Elliott calls her latest creation Under Construction, because she, like hip-hop, is a work in progress -- and needs rebuilding. Remember when beefs got squashed on linoleum or wax? Now fisticuffs and gunshots are the order of the day. The senseless and violent deaths of Tupac, Biggie, and Jam Master Jay and the simmering feuds between current rap kingpins are about to bring the genre to its knees. All of that plus her own personal tragedies (the deaths of muse Aaliyah and friend Left Eye of TLC) made Missy wanna holla. So out of the drama comes an album that is essentially an ode to the golden age of hip-hop. The standout track, "Work It," along with "Funky Fresh Dressed" (with Timbaland protégée Ms. Jade) and "Back in the Day" (featuring "H to the Izz-O" himself), serve as the album's thematic anchors, reminding everyone of the time when hip-hop was fun and about chilling, not killing.
With those tracks in mind, you'll have to excuse the appearance of a few cracks in the foundation: "Nothing Out There for Me," a duet with Beyonce, is as flat as a concrete slab (just like Ms. Knowles' voice), while "P***ycat" is plain awful and should have been left in the studio, never to be heard from again. Collaborations with Ludacris ("Gossip Folks") and Method Man (on an adequate remake of his "Bring the Pain") sound slightly out of place and would have been better-suited for last year's Miss E... So Addictive.
For the past 20 years, hip-hop music has constantly reinvented itself, and after everything it's gone through, now is the time to get the gangsta-ism out of its system.
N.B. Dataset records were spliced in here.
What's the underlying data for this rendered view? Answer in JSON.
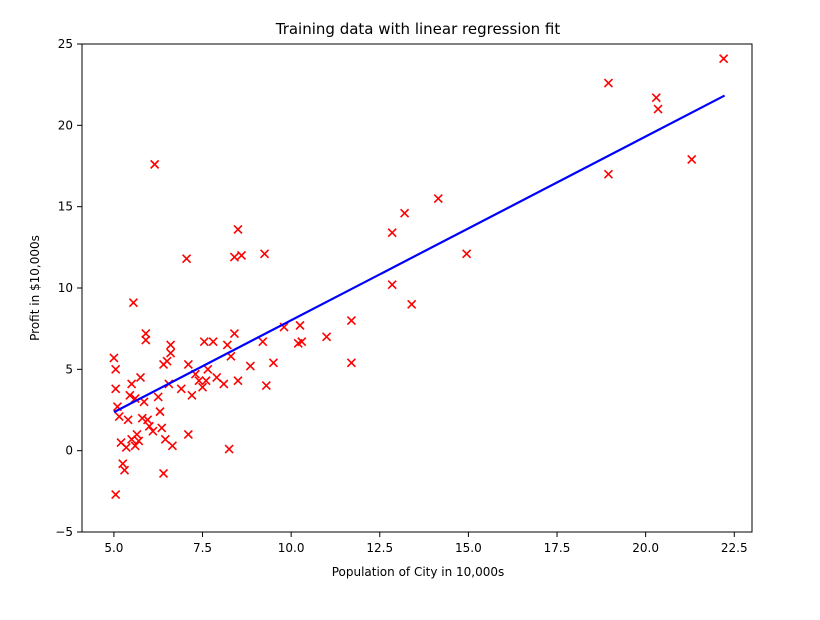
{
  "chart_data": {
    "type": "scatter",
    "title": "Training data with linear regression fit",
    "xlabel": "Population of City in 10,000s",
    "ylabel": "Profit in $10,000s",
    "xlim": [
      4.1,
      23.0
    ],
    "ylim": [
      -5,
      25
    ],
    "xticks": [
      "5.0",
      "7.5",
      "10.0",
      "12.5",
      "15.0",
      "17.5",
      "20.0",
      "22.5"
    ],
    "yticks": [
      "−5",
      "0",
      "5",
      "10",
      "15",
      "20",
      "25"
    ],
    "grid": false,
    "marker_color": "#ff0000",
    "line_color": "#0000ff",
    "series": [
      {
        "type": "scatter",
        "marker": "x",
        "points": [
          [
            5.0,
            5.7
          ],
          [
            5.05,
            5.0
          ],
          [
            5.05,
            3.8
          ],
          [
            5.05,
            -2.7
          ],
          [
            5.1,
            2.7
          ],
          [
            5.15,
            2.1
          ],
          [
            5.2,
            0.5
          ],
          [
            5.25,
            -0.8
          ],
          [
            5.3,
            -1.2
          ],
          [
            5.35,
            0.2
          ],
          [
            5.4,
            1.9
          ],
          [
            5.45,
            3.4
          ],
          [
            5.5,
            4.1
          ],
          [
            5.5,
            0.7
          ],
          [
            5.55,
            9.1
          ],
          [
            5.6,
            0.3
          ],
          [
            5.6,
            3.2
          ],
          [
            5.65,
            1.0
          ],
          [
            5.7,
            0.6
          ],
          [
            5.75,
            4.5
          ],
          [
            5.8,
            2.0
          ],
          [
            5.85,
            3.0
          ],
          [
            5.9,
            7.2
          ],
          [
            5.9,
            6.8
          ],
          [
            5.95,
            1.9
          ],
          [
            6.0,
            1.5
          ],
          [
            6.1,
            1.2
          ],
          [
            6.15,
            17.6
          ],
          [
            6.25,
            3.3
          ],
          [
            6.3,
            2.4
          ],
          [
            6.35,
            1.4
          ],
          [
            6.4,
            5.3
          ],
          [
            6.4,
            -1.4
          ],
          [
            6.45,
            0.7
          ],
          [
            6.5,
            5.5
          ],
          [
            6.55,
            4.1
          ],
          [
            6.6,
            6.5
          ],
          [
            6.6,
            6.0
          ],
          [
            6.65,
            0.3
          ],
          [
            6.9,
            3.8
          ],
          [
            7.05,
            11.8
          ],
          [
            7.1,
            1.0
          ],
          [
            7.1,
            5.3
          ],
          [
            7.2,
            3.4
          ],
          [
            7.3,
            4.7
          ],
          [
            7.4,
            4.3
          ],
          [
            7.5,
            3.9
          ],
          [
            7.55,
            6.7
          ],
          [
            7.6,
            4.3
          ],
          [
            7.65,
            5.0
          ],
          [
            7.8,
            6.7
          ],
          [
            7.9,
            4.5
          ],
          [
            8.1,
            4.1
          ],
          [
            8.2,
            6.5
          ],
          [
            8.25,
            0.1
          ],
          [
            8.3,
            5.8
          ],
          [
            8.4,
            7.2
          ],
          [
            8.4,
            11.9
          ],
          [
            8.5,
            13.6
          ],
          [
            8.5,
            4.3
          ],
          [
            8.6,
            12.0
          ],
          [
            8.85,
            5.2
          ],
          [
            9.2,
            6.7
          ],
          [
            9.25,
            12.1
          ],
          [
            9.3,
            4.0
          ],
          [
            9.5,
            5.4
          ],
          [
            9.8,
            7.6
          ],
          [
            10.2,
            6.6
          ],
          [
            10.25,
            7.7
          ],
          [
            10.3,
            6.7
          ],
          [
            11.0,
            7.0
          ],
          [
            11.7,
            8.0
          ],
          [
            11.7,
            5.4
          ],
          [
            12.85,
            13.4
          ],
          [
            12.85,
            10.2
          ],
          [
            13.2,
            14.6
          ],
          [
            13.4,
            9.0
          ],
          [
            14.15,
            15.5
          ],
          [
            14.95,
            12.1
          ],
          [
            18.95,
            22.6
          ],
          [
            18.95,
            17.0
          ],
          [
            20.3,
            21.7
          ],
          [
            20.35,
            21.0
          ],
          [
            21.3,
            17.9
          ],
          [
            22.2,
            24.1
          ]
        ]
      },
      {
        "type": "line",
        "points": [
          [
            5.03,
            2.4
          ],
          [
            22.2,
            21.8
          ]
        ]
      }
    ]
  }
}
God knows we don't need another Will Smith popping up, but we sure don't need any more Suge Knights either. If hip-hop artists would take a close look at the plans Missy and other progressive-thinking acts like Jurassic 5 and N.E.R.D. have drawn up, things will get better. We can rebuild hip-hop. We have the technology to make hip-hop bolder, bigger, and deffer -- brick by brick.